At a private fundraiser which Obama did not know was being taped, Obama expressed his disdain for Democratic primary voters who opposed him with the now famous "bitter clinger" comments:

"You go into these small towns in Pennsylvania and, like a lot of small towns in the Midwest, the jobs have been gone now for 25 years and nothing's replaced them. And they fell through the Clinton administration, and the Bush administration, and each successive administration has said that somehow these communities are gonna regenerate and they have not.


And it's not surprising then they get bitter, they cling to guns or religion or antipathy toward people who aren't like them or anti-immigrant sentiment or anti-trade sentiment as a way to explain their frustrations."

Remember, Obama made his bitter clinger comments before there was a Tea Party movement, before there was opposition to what would become Obamacare, before Sarah Palin was a national figure, and before Obama had even won the nomination.
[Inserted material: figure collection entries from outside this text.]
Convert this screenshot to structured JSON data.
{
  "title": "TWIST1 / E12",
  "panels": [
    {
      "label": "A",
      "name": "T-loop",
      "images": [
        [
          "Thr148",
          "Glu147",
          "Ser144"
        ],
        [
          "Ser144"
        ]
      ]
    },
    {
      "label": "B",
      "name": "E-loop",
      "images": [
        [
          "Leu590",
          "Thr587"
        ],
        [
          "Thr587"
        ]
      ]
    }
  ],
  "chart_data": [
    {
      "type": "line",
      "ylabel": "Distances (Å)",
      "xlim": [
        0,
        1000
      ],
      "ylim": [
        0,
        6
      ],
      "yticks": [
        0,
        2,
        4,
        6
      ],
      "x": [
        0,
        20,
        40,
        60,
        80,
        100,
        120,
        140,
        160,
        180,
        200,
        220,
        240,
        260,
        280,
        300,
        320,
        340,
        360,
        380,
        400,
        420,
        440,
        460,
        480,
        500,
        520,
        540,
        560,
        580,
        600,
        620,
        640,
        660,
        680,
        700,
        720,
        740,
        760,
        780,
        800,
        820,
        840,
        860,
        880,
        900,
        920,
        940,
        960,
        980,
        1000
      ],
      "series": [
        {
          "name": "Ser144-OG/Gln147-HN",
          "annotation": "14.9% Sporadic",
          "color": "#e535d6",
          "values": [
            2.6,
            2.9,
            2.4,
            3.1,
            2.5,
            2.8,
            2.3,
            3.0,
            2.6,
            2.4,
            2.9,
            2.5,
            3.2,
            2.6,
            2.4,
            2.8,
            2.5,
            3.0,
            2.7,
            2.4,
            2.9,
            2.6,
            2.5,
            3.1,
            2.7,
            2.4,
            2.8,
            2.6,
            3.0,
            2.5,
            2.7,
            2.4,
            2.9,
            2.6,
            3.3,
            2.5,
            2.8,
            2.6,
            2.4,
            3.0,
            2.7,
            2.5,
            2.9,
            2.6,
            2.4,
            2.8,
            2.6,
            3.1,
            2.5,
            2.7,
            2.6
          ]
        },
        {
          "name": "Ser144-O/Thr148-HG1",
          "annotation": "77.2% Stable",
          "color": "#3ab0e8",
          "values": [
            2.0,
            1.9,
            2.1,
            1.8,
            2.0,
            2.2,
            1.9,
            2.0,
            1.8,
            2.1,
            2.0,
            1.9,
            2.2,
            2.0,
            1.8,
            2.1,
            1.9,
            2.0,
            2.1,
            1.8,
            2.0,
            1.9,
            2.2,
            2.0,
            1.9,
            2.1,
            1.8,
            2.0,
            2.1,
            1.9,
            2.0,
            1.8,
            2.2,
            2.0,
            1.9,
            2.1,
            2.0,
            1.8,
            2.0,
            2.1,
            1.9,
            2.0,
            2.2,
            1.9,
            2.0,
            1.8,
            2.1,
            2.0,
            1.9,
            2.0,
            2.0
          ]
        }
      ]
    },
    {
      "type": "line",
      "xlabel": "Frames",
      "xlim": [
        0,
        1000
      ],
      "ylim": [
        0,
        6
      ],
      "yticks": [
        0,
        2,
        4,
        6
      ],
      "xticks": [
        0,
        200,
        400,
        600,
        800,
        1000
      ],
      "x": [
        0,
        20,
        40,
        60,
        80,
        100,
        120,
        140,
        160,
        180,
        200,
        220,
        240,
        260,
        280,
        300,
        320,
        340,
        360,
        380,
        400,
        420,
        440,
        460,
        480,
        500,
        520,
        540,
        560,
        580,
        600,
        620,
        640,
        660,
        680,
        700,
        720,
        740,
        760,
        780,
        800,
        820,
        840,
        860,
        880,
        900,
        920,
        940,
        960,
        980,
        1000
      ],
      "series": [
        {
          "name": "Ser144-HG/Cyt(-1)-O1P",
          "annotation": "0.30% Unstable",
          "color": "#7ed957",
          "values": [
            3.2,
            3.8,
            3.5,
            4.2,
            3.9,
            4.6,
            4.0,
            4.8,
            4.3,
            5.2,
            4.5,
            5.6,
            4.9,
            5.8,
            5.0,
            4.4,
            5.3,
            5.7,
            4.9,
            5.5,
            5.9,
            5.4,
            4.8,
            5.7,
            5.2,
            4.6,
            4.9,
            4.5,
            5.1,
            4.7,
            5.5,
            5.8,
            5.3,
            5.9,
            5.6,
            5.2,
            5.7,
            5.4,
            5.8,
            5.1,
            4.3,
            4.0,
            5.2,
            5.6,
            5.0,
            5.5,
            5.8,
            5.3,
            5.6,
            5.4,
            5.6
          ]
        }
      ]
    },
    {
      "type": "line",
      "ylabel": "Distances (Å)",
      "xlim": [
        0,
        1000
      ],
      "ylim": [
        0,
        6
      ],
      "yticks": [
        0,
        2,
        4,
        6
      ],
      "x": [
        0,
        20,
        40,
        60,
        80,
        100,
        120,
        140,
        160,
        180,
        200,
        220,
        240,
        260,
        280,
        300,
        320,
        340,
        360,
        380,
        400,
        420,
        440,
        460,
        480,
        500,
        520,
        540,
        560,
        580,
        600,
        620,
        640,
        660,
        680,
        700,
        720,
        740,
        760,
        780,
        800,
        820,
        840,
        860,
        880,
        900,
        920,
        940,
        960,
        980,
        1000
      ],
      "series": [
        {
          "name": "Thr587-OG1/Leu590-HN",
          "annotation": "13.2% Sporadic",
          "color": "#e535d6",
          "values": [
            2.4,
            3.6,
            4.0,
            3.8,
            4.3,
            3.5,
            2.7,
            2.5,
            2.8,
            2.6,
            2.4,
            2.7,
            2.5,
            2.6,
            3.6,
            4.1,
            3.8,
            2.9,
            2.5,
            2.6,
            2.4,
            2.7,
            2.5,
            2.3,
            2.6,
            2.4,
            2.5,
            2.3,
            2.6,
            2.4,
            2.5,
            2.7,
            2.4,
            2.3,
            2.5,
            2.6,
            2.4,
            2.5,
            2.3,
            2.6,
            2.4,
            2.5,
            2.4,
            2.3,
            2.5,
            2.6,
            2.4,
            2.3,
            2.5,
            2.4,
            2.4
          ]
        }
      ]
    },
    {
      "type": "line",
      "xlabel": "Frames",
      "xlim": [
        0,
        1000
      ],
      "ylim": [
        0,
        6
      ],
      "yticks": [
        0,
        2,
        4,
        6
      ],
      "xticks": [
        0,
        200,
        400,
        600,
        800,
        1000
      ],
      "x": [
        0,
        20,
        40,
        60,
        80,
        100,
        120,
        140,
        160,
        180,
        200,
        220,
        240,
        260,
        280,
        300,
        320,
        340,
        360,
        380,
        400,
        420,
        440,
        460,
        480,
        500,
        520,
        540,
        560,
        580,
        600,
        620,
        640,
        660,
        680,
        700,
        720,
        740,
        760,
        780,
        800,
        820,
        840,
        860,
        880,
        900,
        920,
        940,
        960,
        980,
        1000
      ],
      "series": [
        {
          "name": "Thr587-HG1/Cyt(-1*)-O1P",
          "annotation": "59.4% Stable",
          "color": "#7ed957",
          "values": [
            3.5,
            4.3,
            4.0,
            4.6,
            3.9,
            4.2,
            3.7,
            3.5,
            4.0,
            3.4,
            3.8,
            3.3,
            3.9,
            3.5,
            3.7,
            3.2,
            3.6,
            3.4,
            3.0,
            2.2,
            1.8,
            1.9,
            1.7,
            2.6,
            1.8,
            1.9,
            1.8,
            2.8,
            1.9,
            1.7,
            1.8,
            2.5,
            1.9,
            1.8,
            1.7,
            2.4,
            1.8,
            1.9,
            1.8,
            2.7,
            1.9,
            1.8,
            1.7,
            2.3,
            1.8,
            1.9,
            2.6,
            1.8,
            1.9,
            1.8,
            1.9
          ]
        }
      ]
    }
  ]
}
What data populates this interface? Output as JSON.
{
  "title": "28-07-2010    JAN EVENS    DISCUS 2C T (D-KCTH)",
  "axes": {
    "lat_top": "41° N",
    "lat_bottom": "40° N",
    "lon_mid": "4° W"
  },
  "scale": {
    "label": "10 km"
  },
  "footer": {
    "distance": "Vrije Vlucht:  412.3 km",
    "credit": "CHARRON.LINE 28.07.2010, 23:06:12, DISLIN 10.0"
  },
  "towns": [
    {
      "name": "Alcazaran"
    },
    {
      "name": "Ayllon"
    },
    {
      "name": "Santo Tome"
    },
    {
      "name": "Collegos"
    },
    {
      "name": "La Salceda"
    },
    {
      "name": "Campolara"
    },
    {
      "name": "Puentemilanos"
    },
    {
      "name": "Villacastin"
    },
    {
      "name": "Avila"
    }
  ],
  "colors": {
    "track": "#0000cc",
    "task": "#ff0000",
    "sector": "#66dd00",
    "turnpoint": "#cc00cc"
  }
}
In fact, in April 2008 there was support among Republicans for Obama as a means of stopping Hillary, as reflected in Rush Limbaugh's Operation Chaos and other efforts to make the Democratic primary more competitive for Obama. To the extent there were any questions being raised at that time regarding Obama's birthplace and citizenship, such questions were being raised by other Democrats.

The theme that racism was the source of opposition to Obama was prevalent throughout the primary season and general election. It was a theme used to Obama's great advantage against Hillary and McCain:

Democratic presidential contender Barack Obama said on Friday he expects Republicans to highlight the fact that he is black as part of an effort to make voters afraid of him.


"It is going to be very difficult for Republicans to run on their stewardship of the economy or their outstanding foreign policy," Obama told a fundraiser in Jacksonville, Florida. "We know what kind of campaign they're going to run. They're going to try to make you afraid.


"They're going to try to make you afraid of me. He's young and inexperienced and he's got a funny name. And did I mention he's black?"

Fast forward to May 2010, and Obama asserted a view of the Tea Party movement which was very similar to the bitter clinger view Obama took in April 2008 toward Democratic primary voters.

As reported in U.S. News, at a private dinner Obama asserted that racism was a primary motivation for the Tea Party movement and for opposition to Obama's policies:

In May 2010, he told guests at a private White House dinner that race was probably a key component in the rising opposition to his presidency from conservatives, especially right-wing activists in the anti-incumbent "Tea Party" movement that was then surging across the country. Many middle-class and working-class whites felt aggrieved and resentful that the federal government was helping other groups, including bankers, automakers, irresponsible people who had defaulted on their mortgages, and the poor, but wasn't helping them nearly enough, he said.


A guest suggested that when Tea Party activists said they wanted to "take back" their country, their real motivation was to stir up anger and anxiety at having a black president, and Obama didn't dispute the idea. He agreed that there was a "subterranean agenda" in the anti-Obama movement—a racially biased one—that was unfortunate. But he sadly conceded that there was little he could do about it.

While Obama says he wants a post-racial American, in fact Obama bitterly clings to bitter clinger stereotypes.

It seems unfathomable to Obama that people actually oppose his policies on the merits, and he seems not to care that each play of the race card is insulting and infuriating and tears the country a little bit further apart.

We do not cling -- bitterly or otherwise. And we don't like being accused of being something we are not.

[Note: I made a correction as to Operation Chaos because, as a commenter pointed out, the goal was not to help Obama but to keep the Democratic primary competitive, although it defintely was true that for a long time Republicans were focused on stopping Hillary, not Obama.]